Futuro dell’Europa. Punti fermi e interrogativi sulla Conferenza Ue
La Commissione presenta la propria proposta in vista della grande conferenza, della durata di due anni, che dovrebbe porsi in ascolto dei cittadini e preparare le riforme e il rilancio delle istituzioni Ue. Tante buone intenzioni, qualche domanda inevasa. E una "dimenticanza": nei documenti circolanti non si cita il possibile contributo di Chiese e comunità religiose, peraltro esplicitamente riconosciute dal Trattato di Lisbona
Prende forma – non senza generare dubbi e interrogativi – la Conferenza sul futuro dell’Europa, pensata per rispondere alla crisi Ue, ponendosi in ascolto dei cittadini e prefigurando qualche riforma a regole e istituzioni comunitarie. La Commissione Ue ha pubblicato, mercoledì 22 gennaio, le proprie proposte sulla conferenza, dopo che il Parlamento di Strasburgo lo aveva fatto il 15 gennaio e in vista di una decisiva riunione, il 28 gennaio, del Consiglio dei ministri Ue.
Centralità dei cittadini. “Le persone devono essere al centro di tutte le nostre politiche. Il mio desiderio è che tutti gli europei contribuiscano attivamente alla Conferenza sul futuro dell’Europa e svolgano un ruolo guida nella definizione delle priorità dell’Unione europea. È solo insieme che possiamo costruire la nostra Unione di domani”. Ursula von der Leyen, presidente della Commissione, tra i maggiori fautori della conferenza, insiste sulla centralità dei cittadini.
Il documento reso noto a Bruxelles – che conferma tutte le anticipazioni fornite il 20 gennaio dal Sir – specifica che tale conferenza dovrebbe essere “battezzata” in occasione della Giornata dell’Europa, il 9 maggio 2020, a Dubrovnik (la Croazia regge la presidenza semestrale del Consiglio dei ministri Ue) e durare due anni. La data prescelta corrisponde ai 70 anni della Dichiarazione Schuman, che avviò il processo di integrazione europea, e ai 75 anni dalla fine della seconda guerra mondiale.

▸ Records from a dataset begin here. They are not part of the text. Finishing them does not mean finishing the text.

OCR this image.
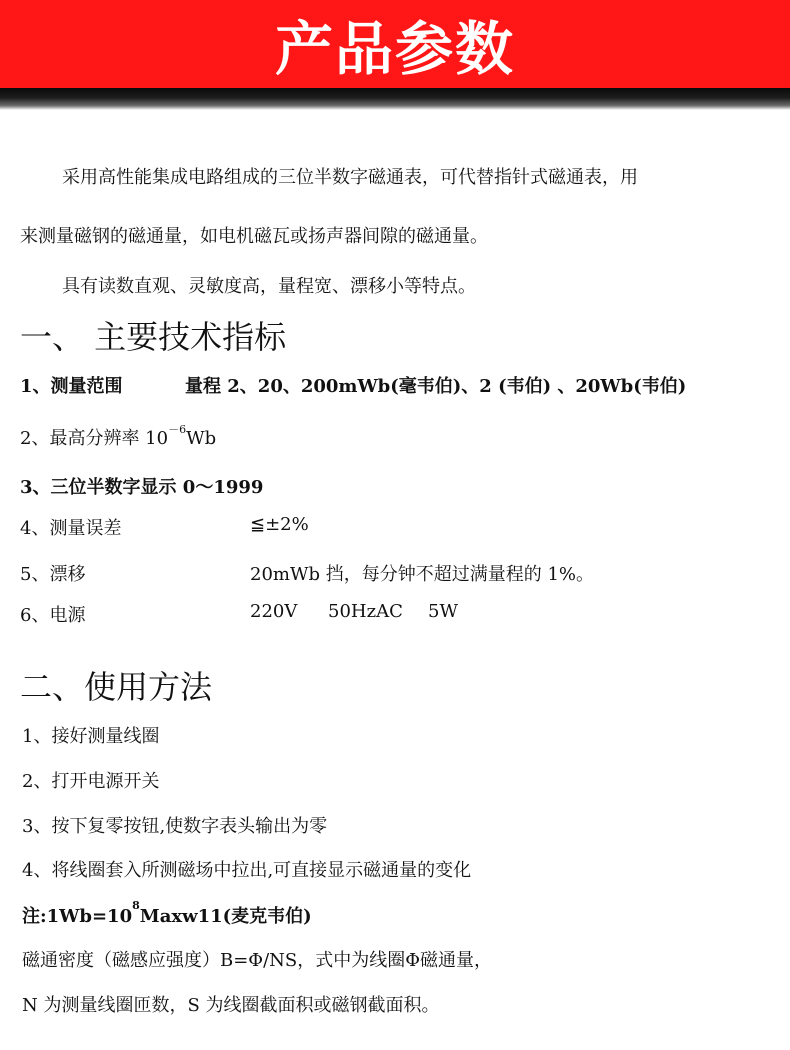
产品参数
采用高性能集成电路组成的三位半数字磁通表，可代替指针式磁通表，用
来测量磁钢的磁通量，如电机磁瓦或扬声器间隙的磁通量。
具有读数直观、灵敏度高，量程宽、漂移小等特点。
一、 主要技术指标
1、测量范围	量程 2、20、200mWb(毫韦伯)、2 (韦伯) 、20Wb(韦伯)
2、最高分辨率 $10^{-6}Wb$
3、三位半数字显示 0～1999
4、测量误差	≦±2%
5、漂移	20mWb 挡，每分钟不超过满量程的 1%。
6、电源	220V 50HzAC 5W
二、使用方法
1、接好测量线圈
2、打开电源开关
3、按下复零按钮,使数字表头输出为零
4、将线圈套入所测磁场中拉出,可直接显示磁通量的变化
注$:1Wb=10^8Maxw11$(麦克韦伯)
磁通密度（磁感应强度）B=Φ/NS，式中为线圈Φ磁通量，
N 为测量线圈匝数，S 为线圈截面积或磁钢截面积。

Priorità politiche e riforme. La Conferenza sul futuro dell’Europa “consentirà un dibattito aperto, inclusivo, trasparente e strutturato con cittadini di diversa provenienza e di ogni estrazione sociale”: Dubravka Šuica (nella foto), vicepresidente della Commissione con il portafoglio per la democrazia e la demografia, ha avuto il compito di illustrare nella sala stampa del palazzo Berlaymont la “comunicazione” dell’esecutivo. La Commissione propone in sostanza due “filoni di lavoro paralleli” per i dibattiti. “Il primo dovrebbe riguardare le priorità dell’Unione e ciò che essa dovrebbe cercare di raggiungere: lotta ai cambiamenti climatici e sfide ambientali, economia al servizio delle persone e delle famiglie, equità sociale e uguaglianza, trasformazione digitale, promozione dei valori europei, rafforzamento della voce Ue nel mondo”. La seconda fase dovrebbe concentrarsi “sull’affrontare temi specificamente connessi ai processi democratici e alle questioni istituzionali”: in particolare il sistema elettorale europeo (comprese le liste transnazionali); l’iter per la scelta del capo della Commissione (Spitzenkandidaten); il voto a maggioranza qualificata in Consiglio, superando la regola dell’unanimità; l’iniziativa legislativa al Parlamento anziché alla Commissione.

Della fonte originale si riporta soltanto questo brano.